We have seen that the gradient and the y-intercept of a straight line are what make it special. In order to represent circles, we need to acknowledge that the following make one circle different from another:
- the center (two circles can have the same size but a different offset)

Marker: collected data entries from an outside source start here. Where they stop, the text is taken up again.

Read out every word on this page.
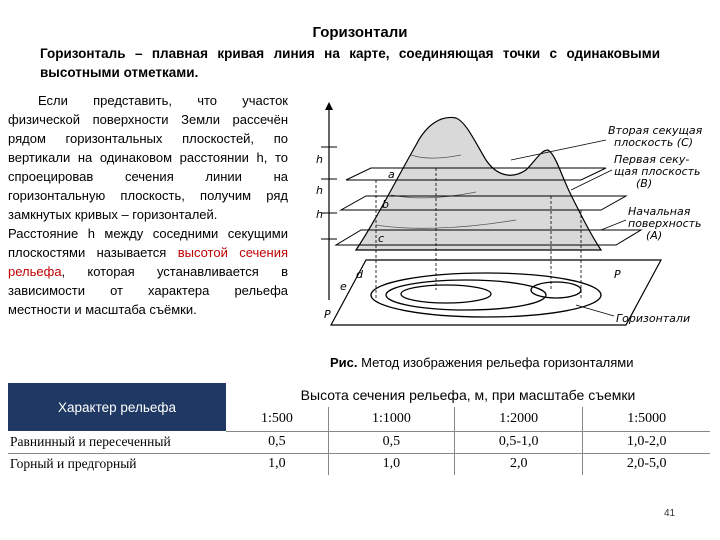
Горизонтали
Горизонталь – плавная кривая линия на карте, соединяющая точки с одинаковыми высотными отметками.

Если представить, что участок физической поверхности Земли рассечён рядом горизонтальных плоскостей, по вертикали на одинаковом расстоянии h, то спроецировав сечения линии на горизонтальную плоскость, получим ряд замкнутых кривых – горизонталей.

Расстояние h между соседними секущими плоскостями называется высотой сечения рельефа, которая устанавливается в зависимости от характера рельефа местности и масштаба съёмки.

h
h
h
a
b
c
d
e
P
P
Вторая секущая
плоскость (С)
Первая секу-
щая плоскость
(В)
Начальная
поверхность
(А)
Горизонтали
Рис. Метод изображения рельефа горизонталями
Характер рельефа	Высота сечения рельефа, м, при масштабе съемки			
	1:500	1:1000	1:2000	1:5000
Равнинный и пересеченный	0,5	0,5	0,5-1,0	1,0-2,0
Горный и предгорный	1,0	1,0	2,0	2,0-5,0
41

- the radius (concentric circles have the same center but different radius)
The standard form
Given that a circle has a center $(a,b)$ and radius $r$ units, the standard form of the equation of the circle is: $$ \begin{equation}\begin{aligned} (x-a)^2+(y-b)^2=r^2\\ \end{aligned}\end{equation} $$
Challenge
Determine the center and radius of the following circles:
- $(x-1)^2+(y-3)^2=25$
- $(x+10)^2+(y-2)^2=36$
- $(x-7)^2+(y-4)^2=100$
- $(x-1)^2+(y+4)^2=\pi^2$
- $(x-9)^2+(y-1)^2=14$
The general form
When we expand the standard form and transpose all values to the one side of the equal sign, we get the general form: $$ \begin{equation}\begin{aligned} x^2+2fx+y^2+2gy+c=0\\ \end{aligned}\end{equation} $$
We can convert this to the standard equation by completing the squares or by rewriting from the formula: $$ \begin{equation}\begin{aligned} r^2=f^2+g^2-c\\ \end{aligned}\end{equation} $$
Where we get $f$ and $g$ from respectively dividing the coefficients of $x$ and $y$ by two ($2$). The center will be $(-f,-g)$.